The Federalist has published a superb article pertaining to the conflation of prescription pain medications with the deaths being caused by the abuse of illegal opioids, primarily fentanyl. From the article:

Although opioid-related deaths are driven mainly by heroin and black-market fentanyl, you would not know that from most of the press coverage, which emphasizes pain medication prescribed to patients who become addicted, overdose, and die. This narrative is “fake news.”
Just 30 percent of opioid-related deaths in 2017 involved commonly prescribed pain pills, and most of those cases also involved other drugs. People who die after taking these drugs typically did not become addicted in the course of medical treatment. They tend to be polydrug users with histories of substance abuse and psychological problems.
To give you an idea of how incredibly inflated the "opiod pain pill" panic is, here are the real numbers:

In a 2018 study of about 569,000 patients who received opioids after surgery, for example, just 1 percent of their medical records included diagnostic codes related to “opioid misuse.” According to federal survey data, “pain reliever use disorder” occurs in 2 percent of Americans who take prescription opioids each year, including non-medical users as well as bona fide patients.

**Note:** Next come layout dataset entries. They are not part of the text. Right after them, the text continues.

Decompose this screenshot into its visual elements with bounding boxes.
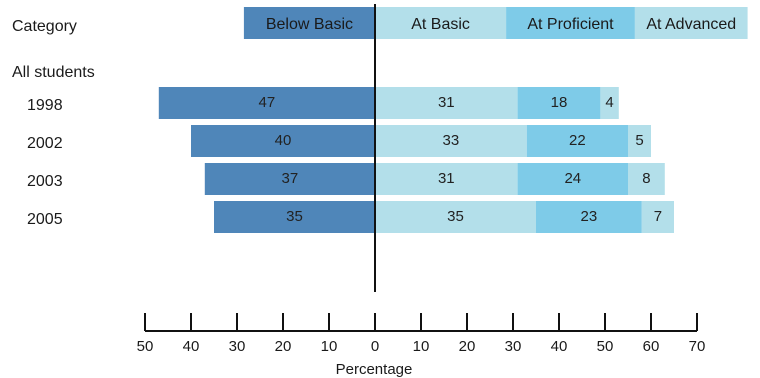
x-tick-label: 10 xyxy=(413,338,430,355)
row-labels: 1998 2002 2003 2005 xyxy=(27,97,63,228)
data-label-at-basic-2003: 31 xyxy=(438,170,455,187)
bar-at-basic-2005 xyxy=(375,201,536,233)
bar-at-proficient-2002 xyxy=(526,125,628,157)
x-tick-label: 50 xyxy=(597,338,614,355)
x-tick-label: 30 xyxy=(505,338,522,355)
x-tick-label: 60 xyxy=(643,338,660,355)
category-header: Category xyxy=(12,18,77,35)
bar-below-basic-2005 xyxy=(214,201,375,233)
bar-at-advanced-2005 xyxy=(641,201,674,233)
data-label-at-basic-2005: 35 xyxy=(447,208,464,225)
x-axis-label: Percentage xyxy=(336,361,413,378)
data-label-at-proficient-2003: 24 xyxy=(564,170,581,187)
x-tick-label: 20 xyxy=(275,338,292,355)
data-label-at-proficient-2002: 22 xyxy=(569,132,586,149)
data-label-at-advanced-2002: 5 xyxy=(635,132,643,149)
data-label-at-basic-2002: 33 xyxy=(443,132,460,149)
bar-at-proficient-2003 xyxy=(517,163,628,195)
bar-at-proficient-1998 xyxy=(517,87,601,119)
legend-label-at-basic: At Basic xyxy=(411,16,470,33)
bar-below-basic-1998 xyxy=(158,87,375,119)
legend-label-at-advanced: At Advanced xyxy=(646,16,736,33)
x-tick-label: 40 xyxy=(551,338,568,355)
data-label-below-basic-1998: 47 xyxy=(259,94,276,111)
data-label-at-advanced-1998: 4 xyxy=(605,94,613,111)
bar-below-basic-2002 xyxy=(191,125,375,157)
x-tick-label: 70 xyxy=(689,338,706,355)
row-label-2005: 2005 xyxy=(27,211,63,228)
bar-below-basic-2003 xyxy=(204,163,375,195)
row-label-2002: 2002 xyxy=(27,135,63,152)
row-label-2003: 2003 xyxy=(27,173,63,190)
data-label-at-proficient-2005: 23 xyxy=(581,208,598,225)
legend: Below Basic At Basic At Proficient At Advan… xyxy=(243,7,748,39)
legend-swatch-at-advanced xyxy=(634,7,748,39)
x-tick-label: 50 xyxy=(137,338,154,355)
x-tick-label: 40 xyxy=(183,338,200,355)
data-label-at-proficient-1998: 18 xyxy=(551,94,568,111)
data-label-below-basic-2005: 35 xyxy=(286,208,303,225)
data-label-below-basic-2003: 37 xyxy=(282,170,299,187)
x-tick-label: 20 xyxy=(459,338,476,355)
row-label-1998: 1998 xyxy=(27,97,63,114)
bar-at-advanced-2002 xyxy=(628,125,651,157)
x-tick-label: 30 xyxy=(229,338,246,355)
bar-at-basic-2003 xyxy=(375,163,518,195)
group-label: All students xyxy=(12,64,95,81)
data-label-at-advanced-2003: 8 xyxy=(642,170,650,187)
bar-at-basic-1998 xyxy=(375,87,518,119)
x-axis: 50 40 30 20 10 0 10 20 30 40 50 60 70 xyxy=(137,313,706,355)
bar-at-advanced-2003 xyxy=(628,163,665,195)
data-label-below-basic-2002: 40 xyxy=(275,132,292,149)
bar-at-basic-2002 xyxy=(375,125,527,157)
legend-label-at-proficient: At Proficient xyxy=(527,16,614,33)
legend-swatch-below-basic xyxy=(243,7,375,39)
bar-at-advanced-1998 xyxy=(600,87,619,119)
x-tick-label: 10 xyxy=(321,338,338,355)
bar-at-proficient-2005 xyxy=(536,201,642,233)
data-label-at-basic-1998: 31 xyxy=(438,94,455,111)
legend-swatch-at-basic xyxy=(375,7,507,39)
bars: 47 31 18 4 40 33 22 5 37 31 24 8 35 35 23 7 xyxy=(158,87,674,233)
legend-swatch-at-proficient xyxy=(506,7,635,39)
legend-label-below-basic: Below Basic xyxy=(266,16,353,33)
x-tick-label: 0 xyxy=(371,338,379,355)
data-label-at-advanced-2005: 7 xyxy=(654,208,662,225)
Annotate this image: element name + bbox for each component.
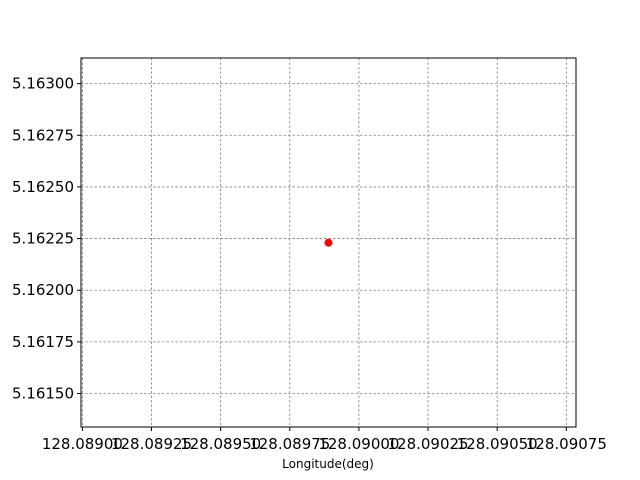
y-tick-label: 5.16200 bbox=[12, 281, 74, 299]
x-tick-label: 128.09025 bbox=[387, 435, 468, 453]
plot-frame bbox=[80, 57, 577, 428]
x-tick-label: 128.08950 bbox=[180, 435, 261, 453]
x-tick-label: 128.09000 bbox=[318, 435, 399, 453]
x-tick-label: 128.08975 bbox=[249, 435, 330, 453]
x-axis-label: Longitude(deg) bbox=[282, 457, 374, 471]
grid bbox=[81, 58, 576, 427]
data-point bbox=[324, 238, 333, 247]
y-tick-label: 5.16225 bbox=[12, 230, 74, 248]
x-tick-label: 128.08900 bbox=[42, 435, 123, 453]
y-tick-label: 5.16175 bbox=[12, 333, 74, 351]
x-tick-label: 128.09075 bbox=[526, 435, 607, 453]
data-points bbox=[324, 238, 333, 247]
x-tick-label: 128.08925 bbox=[111, 435, 192, 453]
y-tick-label: 5.16250 bbox=[12, 178, 74, 196]
y-tick-label: 5.16275 bbox=[12, 126, 74, 144]
y-tick-label: 5.16150 bbox=[12, 385, 74, 403]
axis-ticks: 128.08900128.08925128.08950128.08975128.… bbox=[12, 75, 607, 453]
y-tick-label: 5.16300 bbox=[12, 75, 74, 93]
x-tick-label: 128.09050 bbox=[457, 435, 538, 453]
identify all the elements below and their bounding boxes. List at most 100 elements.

After surgery? 1%. Total misuse? 2%, which includes people who were never prescribed the medications in the first place. Does that seem like a crisis to you?

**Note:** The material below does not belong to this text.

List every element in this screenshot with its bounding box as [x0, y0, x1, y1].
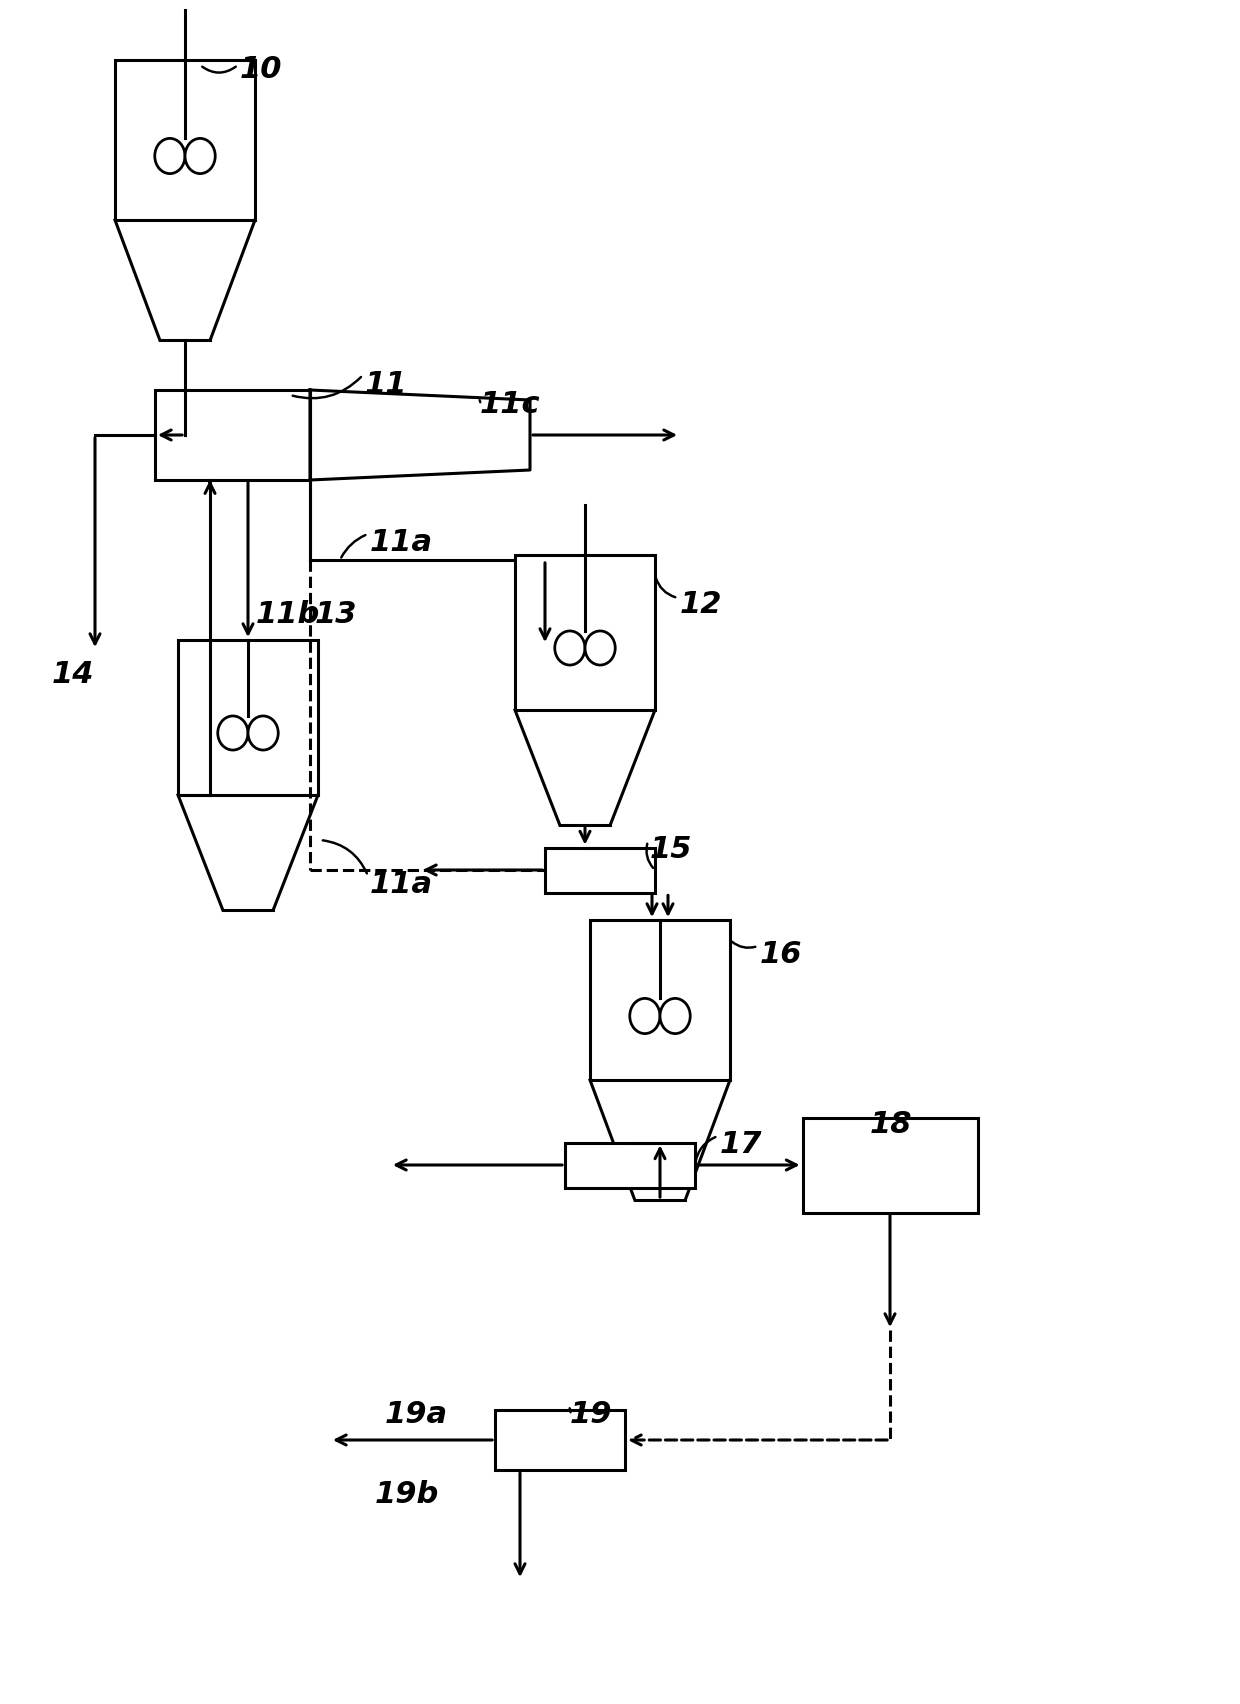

Who are the victims of this unwarranted panic? People who have chronic pain like yours truly (fibromyalgia, CFS and severe back issues). Here is what two of them wrote:

Here in Kansas, when Governor Colyer set up his opioid advice panel, I contacted them -- twice -- and recommended they have a chronic pain patient among the physicians. nurses, lawyers, etc. They did not reply to my first message. The second was replied with, "No need. Your point of view is represented by the doctors and nurses on the panel." While I am sure their intentions were good -- respectfully, having medical professionals is not the same as having one or more chronic pain patients. Particularly, as noted above, we are being treated as drug addicts just to get a prescription renewed.

The Federalist article goes on to read:

Desperation for Chronic Pain Patients?

Many of these patients used their prescriptions responsibly for decades, but they are now being pushed into trying dangerous surgical interventions or desperately buying drugs off the street. Reporters like Kennecke are helping to push chronic pain patients past their breaking point. It’s a pointless sacrifice, since opioid-related deaths have continued to rise even as prescriptions of pain medication have fallen dramatically.
Even if all of the inaccurate and hyped reporting were to cease tomorrow, the damage will take years to undo. Politicians do not like to admit they were wrong.

Going forward, remember the Hypocratic Oath: First, Do No Harm.